Main features: Its trunk is wide, unicaule, without capitel, in a column of up to 60-80 cm diameter, 1m at the base and 8 -12 m tall – it sometimes can reach up to 20 m – it has vertical fissures and faded rings; palmate leaves (fan shape) divided up to almost one third (vertical view of leaves) in long hanging segments with filaments up to 1, 5-3 m limbus 2m in diameter, long green petiole with thorns curved like a fish-hook along the margins, marcescent leaves (once withered remain folded against the trunk) 5-7 cm segments. The inflorescences are arched, hanging, branched and interfoliar, longer than the leaves, perfumed, cream-colored hermaphrodite flowers which bloom at the end of spring and in the summer season.

Cultivation: Rustic species that tolerates transplanting and drought very well and poor soils too. It belongs to the Palmaceae species most grown in the world.

Light: They live well in the open sun even when young.

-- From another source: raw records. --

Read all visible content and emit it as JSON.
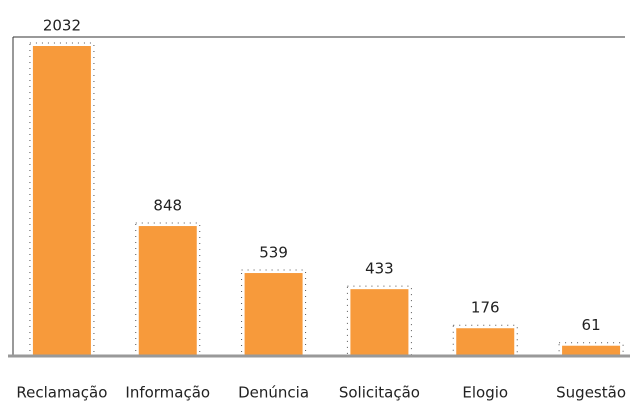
{
  "chart_data": {
    "type": "bar",
    "categories": [
      "Reclamação",
      "Informação",
      "Denúncia",
      "Solicitação",
      "Elogio",
      "Sugestão"
    ],
    "values": [
      2032,
      848,
      539,
      433,
      176,
      61
    ],
    "color": "#f79a3b"
  }
}
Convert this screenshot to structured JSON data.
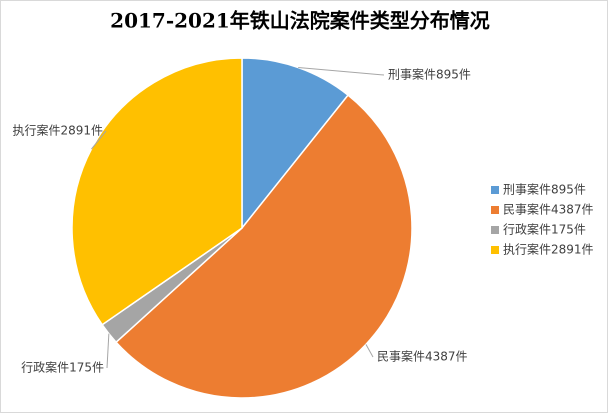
{
  "chart_data": {
    "type": "pie",
    "title": "2017-2021年铁山法院案件类型分布情况",
    "categories": [
      "刑事案件895件",
      "民事案件4387件",
      "行政案件175件",
      "执行案件2891件"
    ],
    "values": [
      895,
      4387,
      175,
      2891
    ],
    "colors": [
      "#5b9bd5",
      "#ed7d31",
      "#a5a5a5",
      "#ffc000"
    ],
    "legend": "right"
  }
}
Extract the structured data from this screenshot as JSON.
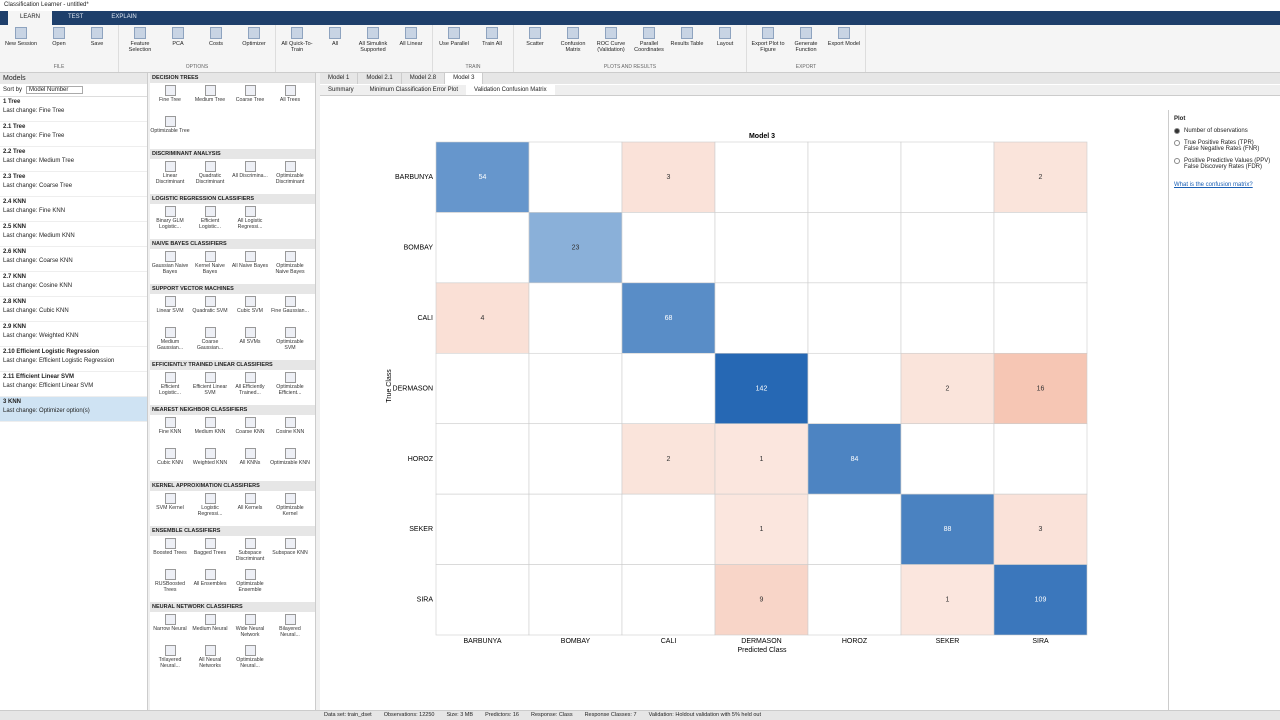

Temperatures: Adult specimens have been known to resist temperatures down to -10ºC. Under that temperature the leaves get frostbitten but the plant recovers well. Young specimens are more sensitive to the cold.
Given high temperatures (heat) and low humidity (dryness) conditions, newly opened young leaves can wither. Also, given low temperatures (frost) with a high dampness environment, the palm trees are also damaged, same as other plants. Damaged leaves protect the healthy ones.

Soil: It resists poor soils of different type but prefers fertile well-drained land. It adapts well to coastal locations. It survives soil salinity, but sea winds can scorch the leaves.

Watering: It resists drought conditions. It rots with excess water. It responds to watering and fertilizing with a marked growth.

Transplanting: It tolerates transplanting well even with ‘naked roots’ (no earth ball in the roots).

Multiplication: They reproduce by seed easily and germination takes place in a month. There is probably no other palm tree to sprout so easily and which seeds are so cheap.